The ABCs of Beauty: Skincare Experts Explain Vitamin F
If you’ve been on the pulse of the latest buzzy skincare ingredients, you may have heard of Vitamin F, which started to gain prominence earlier this year. But what exactly is this ‘vitamin’ and what does it do? We ask Dr Georgia Lee of TLC Lifestyle Practice and Dr SK Tan of IDS Clinic for some insights.
What is Vitamin F?
As it turns out, vitamin F isn’t really a vitamin.
“Vitamin F, which has been described in published medical journals as early as 1950, refers to the combination of two different types of essential fatty acids—linoleic acid (LA) and alpha-linolenic acid (ALA),” explains Dr Georgia Lee, medical director of TLC Lifestyle Practice and co-founder of A DrBrand.
These fatty acids are necessary to our body in order to supply calories, aid growth, vision, and brain development, provide cell structure and support other bodily functions. Common sources in our diet include plant oils like soybean, olive, corn, and flaxseed oils, as well as nuts and seeds such as sunflower seeds, pecans, almonds, and chia seeds.
And in case you didn’t get it, the ‘F’ in vitamin F stands for fat!
What does Vitamin F do for our skin?
If you’re wondering what skincare benefits essential fatty acids can offer, its effects actually go cell-deep.
“The ingredients act as building blocks of ceramides, which are a type of lipid that helps make up the skin cell membrane,” says Dr SK Tan, medical director and founder of IDS Clinic.
Ceramides are known to be anti-ageing “powerhouses”, helping to retain the moisture in our skin and strengthen its protective barrier against environmental aggressors.
“Both LA and ALA also affect immune responses and inflammation in our body; and because LA and ALA play a big role in our cell membranes and immune health, they also play an important part in maintaining the barrier integrity of our skin.”
Who should use it and who shouldn’t?
Because of its anti-inflammatory effects and ability to fortify the skin’s barrier, vitamin F is especially useful for sensitive or ageing skin.
“Vitamin F is great for those with very dry, sensitive skin, as well as those with eczema, dermatitis, or skin that has been exposed to harsh elements,” notes Dr Lee.

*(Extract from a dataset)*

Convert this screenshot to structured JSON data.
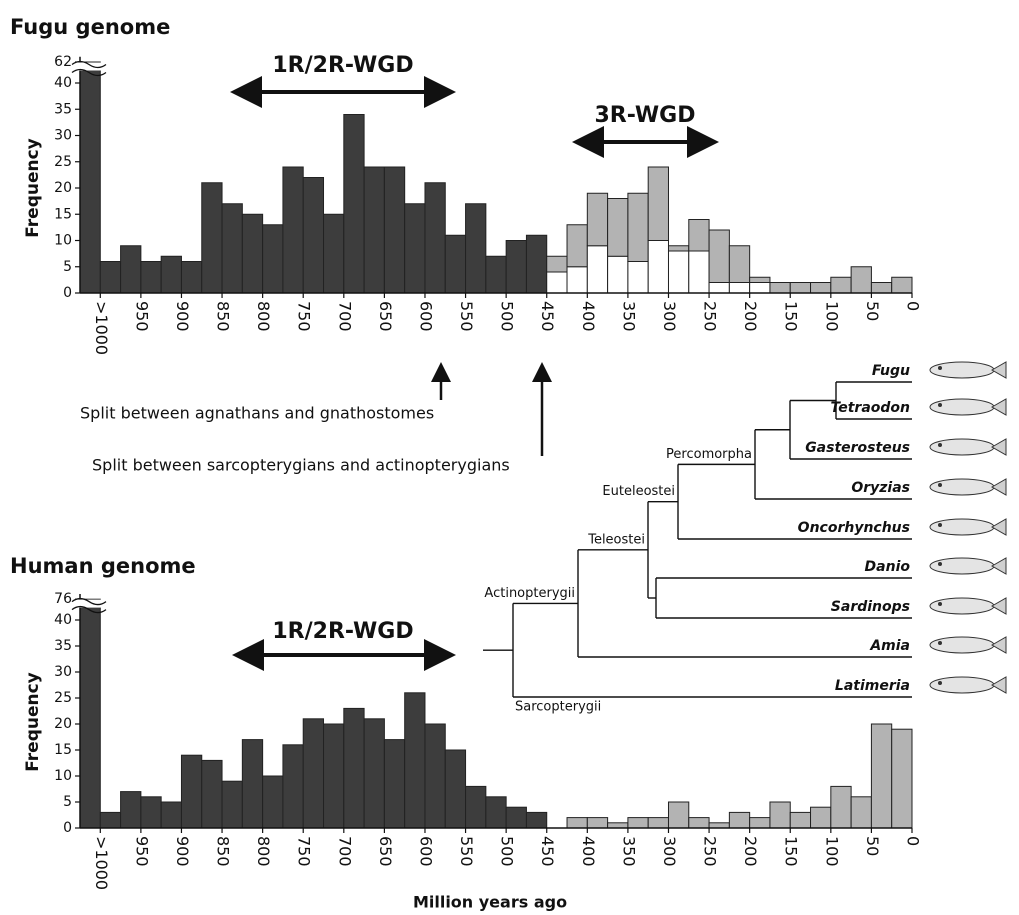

“Those prone to acne and clogged pores, however, should titrate the usage to certain times of the month—for the ladies—when the skin is drier and over needed areas only.”
(Related: New in Beauty: The Latest Skincare and Makeup You Should Try in April 2020)
What is the best way to use Vitamin F?
According to Dr Tan, vitamin F can be used with almost any product. This complex of essential fatty acids is often found in moisturising and hydrating products, as well as anti-ageing products.
Dr Lee advises using the lipophilic (fat-based) ingredient directly onto the affected area and before any lotion or cream-based products for better absorption.
Are there any side effects to Vitamin F?
While vitamin F can be used by anyone, Dr Lee warns that it may cause breakouts in some users.
“I would suggest testing it over a small area for a few days before extending the usage to the treatment areas."
Vitamin F is also generally compatible with all ingredients.